Amber Meyer Smith of Clean Wisconsin said, "One of the first questions is what will be the bigger impact on the landscape? Not just from one farm, but an accumulation of farms? You want someone looking at this from a comprehensive perspective."
Law enforcement: Law enforcement personnel will be redeployed from four different areas of the department, including parks, to the Bureau of Law Enforcement. The net effect will be the addition of 33 positions to the current 197 authorized positions.
Some employees at the DNR now spend a small amount of time on law enforcement. They will be relieved of those duties while a full-time parks ranger, for example, will join the ranks of conservation wardens to enforce fishing, hunting and environmental regulations.
Researchers reassigned: As previously announced, 19 researchers in the Bureau of Science Services will be reassigned to a new Office of Applied Science, where their research work will be tailored more closely to the needs of forestry, wildlife and fisheries managers.
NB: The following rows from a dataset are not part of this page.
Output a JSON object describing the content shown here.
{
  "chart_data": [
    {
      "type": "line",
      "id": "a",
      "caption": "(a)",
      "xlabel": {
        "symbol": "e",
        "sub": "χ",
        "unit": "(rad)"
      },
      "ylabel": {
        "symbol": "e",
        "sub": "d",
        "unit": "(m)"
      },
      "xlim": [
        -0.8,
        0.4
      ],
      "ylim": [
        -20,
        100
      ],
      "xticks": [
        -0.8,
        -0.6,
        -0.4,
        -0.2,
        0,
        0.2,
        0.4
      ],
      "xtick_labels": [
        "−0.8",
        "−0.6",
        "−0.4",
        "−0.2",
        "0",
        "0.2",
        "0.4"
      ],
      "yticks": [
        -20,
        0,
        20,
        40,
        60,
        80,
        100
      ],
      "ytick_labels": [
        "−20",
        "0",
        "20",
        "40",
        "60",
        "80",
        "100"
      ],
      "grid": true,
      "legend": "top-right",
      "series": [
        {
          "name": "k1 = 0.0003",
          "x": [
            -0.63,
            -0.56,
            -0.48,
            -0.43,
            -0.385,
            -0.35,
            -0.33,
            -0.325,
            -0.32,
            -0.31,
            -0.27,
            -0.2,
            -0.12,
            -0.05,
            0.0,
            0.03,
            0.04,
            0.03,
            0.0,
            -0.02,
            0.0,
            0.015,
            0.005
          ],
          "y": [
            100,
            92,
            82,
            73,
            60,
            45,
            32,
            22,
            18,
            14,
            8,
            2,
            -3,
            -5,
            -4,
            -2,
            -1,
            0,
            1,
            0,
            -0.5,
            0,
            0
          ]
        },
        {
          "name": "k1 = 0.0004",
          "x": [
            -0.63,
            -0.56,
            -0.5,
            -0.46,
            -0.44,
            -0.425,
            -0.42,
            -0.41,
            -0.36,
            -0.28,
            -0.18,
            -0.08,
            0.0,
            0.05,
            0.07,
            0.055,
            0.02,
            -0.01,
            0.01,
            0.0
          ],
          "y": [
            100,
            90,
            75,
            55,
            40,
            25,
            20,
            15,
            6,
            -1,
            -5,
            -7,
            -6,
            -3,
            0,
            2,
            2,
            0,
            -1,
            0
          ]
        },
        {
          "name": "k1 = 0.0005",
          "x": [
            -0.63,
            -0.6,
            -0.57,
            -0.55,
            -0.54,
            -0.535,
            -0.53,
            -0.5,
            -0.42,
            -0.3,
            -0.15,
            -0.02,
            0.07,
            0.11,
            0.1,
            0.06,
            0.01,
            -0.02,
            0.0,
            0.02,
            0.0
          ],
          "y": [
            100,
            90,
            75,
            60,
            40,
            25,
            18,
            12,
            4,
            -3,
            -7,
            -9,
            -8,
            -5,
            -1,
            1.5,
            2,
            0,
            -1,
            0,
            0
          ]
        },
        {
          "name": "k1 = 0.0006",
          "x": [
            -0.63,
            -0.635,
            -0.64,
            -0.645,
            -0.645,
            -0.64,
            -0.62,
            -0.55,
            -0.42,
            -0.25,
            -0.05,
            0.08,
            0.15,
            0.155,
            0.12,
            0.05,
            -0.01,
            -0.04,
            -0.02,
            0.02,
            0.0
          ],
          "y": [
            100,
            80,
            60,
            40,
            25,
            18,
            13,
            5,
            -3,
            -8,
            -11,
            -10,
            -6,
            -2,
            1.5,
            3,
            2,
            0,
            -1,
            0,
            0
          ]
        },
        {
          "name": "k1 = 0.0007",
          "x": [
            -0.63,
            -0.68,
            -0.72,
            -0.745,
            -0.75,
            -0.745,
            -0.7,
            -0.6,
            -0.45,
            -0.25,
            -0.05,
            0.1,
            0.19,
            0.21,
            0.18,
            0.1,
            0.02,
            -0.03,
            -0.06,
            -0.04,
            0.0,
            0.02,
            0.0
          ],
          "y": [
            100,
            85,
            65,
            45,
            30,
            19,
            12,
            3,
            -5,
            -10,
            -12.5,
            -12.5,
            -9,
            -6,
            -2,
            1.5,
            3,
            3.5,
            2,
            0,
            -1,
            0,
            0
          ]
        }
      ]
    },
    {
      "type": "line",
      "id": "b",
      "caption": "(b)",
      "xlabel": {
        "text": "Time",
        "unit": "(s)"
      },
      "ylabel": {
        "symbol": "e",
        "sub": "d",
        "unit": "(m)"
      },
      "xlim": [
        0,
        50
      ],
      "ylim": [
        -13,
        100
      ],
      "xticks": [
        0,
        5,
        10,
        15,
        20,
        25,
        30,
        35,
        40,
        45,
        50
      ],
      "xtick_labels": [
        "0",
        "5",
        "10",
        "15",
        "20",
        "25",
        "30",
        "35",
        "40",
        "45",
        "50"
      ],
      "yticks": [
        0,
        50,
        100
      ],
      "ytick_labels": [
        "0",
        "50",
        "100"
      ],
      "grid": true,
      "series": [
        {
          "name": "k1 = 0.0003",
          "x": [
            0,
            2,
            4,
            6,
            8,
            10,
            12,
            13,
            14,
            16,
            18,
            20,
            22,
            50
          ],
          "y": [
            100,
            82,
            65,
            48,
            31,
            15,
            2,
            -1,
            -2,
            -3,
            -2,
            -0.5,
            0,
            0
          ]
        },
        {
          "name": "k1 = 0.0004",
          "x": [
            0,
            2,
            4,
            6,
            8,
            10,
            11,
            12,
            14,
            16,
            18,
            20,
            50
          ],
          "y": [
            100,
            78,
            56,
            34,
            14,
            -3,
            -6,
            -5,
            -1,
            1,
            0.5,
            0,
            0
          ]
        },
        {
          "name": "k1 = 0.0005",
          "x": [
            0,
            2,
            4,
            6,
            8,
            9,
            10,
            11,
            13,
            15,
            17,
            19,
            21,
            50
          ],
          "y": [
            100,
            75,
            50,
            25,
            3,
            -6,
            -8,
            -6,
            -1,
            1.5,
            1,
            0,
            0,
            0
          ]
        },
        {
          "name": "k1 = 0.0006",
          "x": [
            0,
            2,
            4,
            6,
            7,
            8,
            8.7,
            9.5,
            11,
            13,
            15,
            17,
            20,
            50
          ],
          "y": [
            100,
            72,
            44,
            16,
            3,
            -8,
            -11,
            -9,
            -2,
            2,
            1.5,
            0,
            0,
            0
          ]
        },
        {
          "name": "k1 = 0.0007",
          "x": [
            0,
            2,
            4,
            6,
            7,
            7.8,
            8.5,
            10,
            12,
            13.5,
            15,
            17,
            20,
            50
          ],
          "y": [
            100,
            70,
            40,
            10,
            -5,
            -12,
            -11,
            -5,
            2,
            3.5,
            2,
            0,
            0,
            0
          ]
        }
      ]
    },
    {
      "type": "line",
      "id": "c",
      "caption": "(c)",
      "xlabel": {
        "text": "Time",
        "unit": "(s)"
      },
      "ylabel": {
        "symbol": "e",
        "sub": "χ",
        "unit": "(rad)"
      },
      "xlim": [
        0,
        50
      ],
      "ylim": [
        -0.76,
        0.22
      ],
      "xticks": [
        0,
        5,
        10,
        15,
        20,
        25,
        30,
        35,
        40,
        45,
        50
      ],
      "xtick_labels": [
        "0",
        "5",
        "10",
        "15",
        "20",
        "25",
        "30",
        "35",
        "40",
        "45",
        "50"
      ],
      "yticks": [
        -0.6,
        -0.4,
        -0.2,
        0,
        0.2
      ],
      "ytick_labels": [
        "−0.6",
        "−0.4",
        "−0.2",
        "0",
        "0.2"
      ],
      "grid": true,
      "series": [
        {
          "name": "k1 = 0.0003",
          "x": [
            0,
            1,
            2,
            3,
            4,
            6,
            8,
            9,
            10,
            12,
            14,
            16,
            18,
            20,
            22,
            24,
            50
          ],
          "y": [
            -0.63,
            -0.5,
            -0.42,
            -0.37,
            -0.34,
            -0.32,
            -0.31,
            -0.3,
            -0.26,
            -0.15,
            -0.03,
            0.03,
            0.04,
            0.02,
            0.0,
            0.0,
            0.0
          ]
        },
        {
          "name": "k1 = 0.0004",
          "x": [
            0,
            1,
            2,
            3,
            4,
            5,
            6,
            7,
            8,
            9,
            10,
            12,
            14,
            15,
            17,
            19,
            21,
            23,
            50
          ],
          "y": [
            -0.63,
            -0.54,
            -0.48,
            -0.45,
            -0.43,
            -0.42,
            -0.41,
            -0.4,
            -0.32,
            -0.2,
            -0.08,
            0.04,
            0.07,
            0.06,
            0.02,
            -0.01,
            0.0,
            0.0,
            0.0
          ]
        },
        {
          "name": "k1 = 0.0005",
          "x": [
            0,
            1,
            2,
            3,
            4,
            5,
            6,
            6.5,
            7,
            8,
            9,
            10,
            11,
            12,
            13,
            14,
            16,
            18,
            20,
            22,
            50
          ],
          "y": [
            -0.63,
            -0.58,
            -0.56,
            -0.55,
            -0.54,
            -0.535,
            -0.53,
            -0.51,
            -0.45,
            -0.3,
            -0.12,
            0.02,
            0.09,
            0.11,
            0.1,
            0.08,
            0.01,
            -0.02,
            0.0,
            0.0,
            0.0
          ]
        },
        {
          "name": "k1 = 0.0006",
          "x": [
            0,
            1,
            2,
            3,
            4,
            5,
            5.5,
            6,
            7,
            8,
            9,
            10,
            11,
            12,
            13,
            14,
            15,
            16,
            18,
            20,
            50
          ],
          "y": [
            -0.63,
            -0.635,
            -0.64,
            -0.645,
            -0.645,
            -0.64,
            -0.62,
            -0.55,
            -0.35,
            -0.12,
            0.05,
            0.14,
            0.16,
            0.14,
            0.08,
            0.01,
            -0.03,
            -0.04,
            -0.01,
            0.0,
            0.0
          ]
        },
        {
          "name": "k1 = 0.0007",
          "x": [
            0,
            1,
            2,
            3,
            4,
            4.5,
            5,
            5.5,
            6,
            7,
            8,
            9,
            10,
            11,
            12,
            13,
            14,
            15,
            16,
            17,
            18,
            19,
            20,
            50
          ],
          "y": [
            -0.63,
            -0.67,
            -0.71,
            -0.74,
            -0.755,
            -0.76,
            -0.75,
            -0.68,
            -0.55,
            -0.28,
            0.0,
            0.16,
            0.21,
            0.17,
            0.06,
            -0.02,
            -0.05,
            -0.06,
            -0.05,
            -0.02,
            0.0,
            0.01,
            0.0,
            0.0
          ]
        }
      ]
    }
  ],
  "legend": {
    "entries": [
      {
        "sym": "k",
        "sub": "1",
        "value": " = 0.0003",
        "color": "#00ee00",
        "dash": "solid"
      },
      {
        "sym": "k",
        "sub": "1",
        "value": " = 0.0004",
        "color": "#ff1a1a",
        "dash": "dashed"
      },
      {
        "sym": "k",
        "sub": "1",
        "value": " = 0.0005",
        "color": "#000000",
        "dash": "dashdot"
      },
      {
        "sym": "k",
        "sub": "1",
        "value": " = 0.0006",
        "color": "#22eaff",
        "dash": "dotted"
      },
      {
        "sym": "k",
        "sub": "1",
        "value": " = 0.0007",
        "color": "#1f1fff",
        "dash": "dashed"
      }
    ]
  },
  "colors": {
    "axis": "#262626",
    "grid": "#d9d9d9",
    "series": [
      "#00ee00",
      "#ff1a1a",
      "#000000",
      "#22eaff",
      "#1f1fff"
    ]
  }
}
The Legislature in 2015 cut research staffing by 31%. Environmental groups have complained the reshuffling will place less emphasis, long term, on habitat, wildlife and fish.
In 2013, science services worked with Northland College and the Department of Health Services to identify pollution problems from iron mining at a time when Gogebic Taconite was planning to construct a $1.5 billion open pit mine in northern Wisconsin. The 97-page report became the DNR's strongest analysis of the effects iron mining could pose.
Stepp said a study like this could still be done. But the agency might turn to outside experts. "I would argue that with certain audiences some studies have more credibility if they are not done internally because it could be perceived that the department has an agenda," Stepp said.
Shift in duties: The parks and recreation program will take over property management services — duties that are currently handled by wildlife and forestry personnel and others.
"We need to become more specialized," said Ben Bergey, director of state parks.
Another change is to move management of non-game species out of wildlife management to another unit of the agency.
Tom Hauge, who retired in September after 25 years as director of the Bureau of Wildlife, was critical of the plan.
"Philosophically and practically, that's a disappointment for me," Hauge said. "Just like we don't have a set of foresters for deciduous trees and another set for conifers in a different bureau, I think it works best to have wildlife management under one umbrella."
Paul Smith of the Journal Sentinel contributed to this story.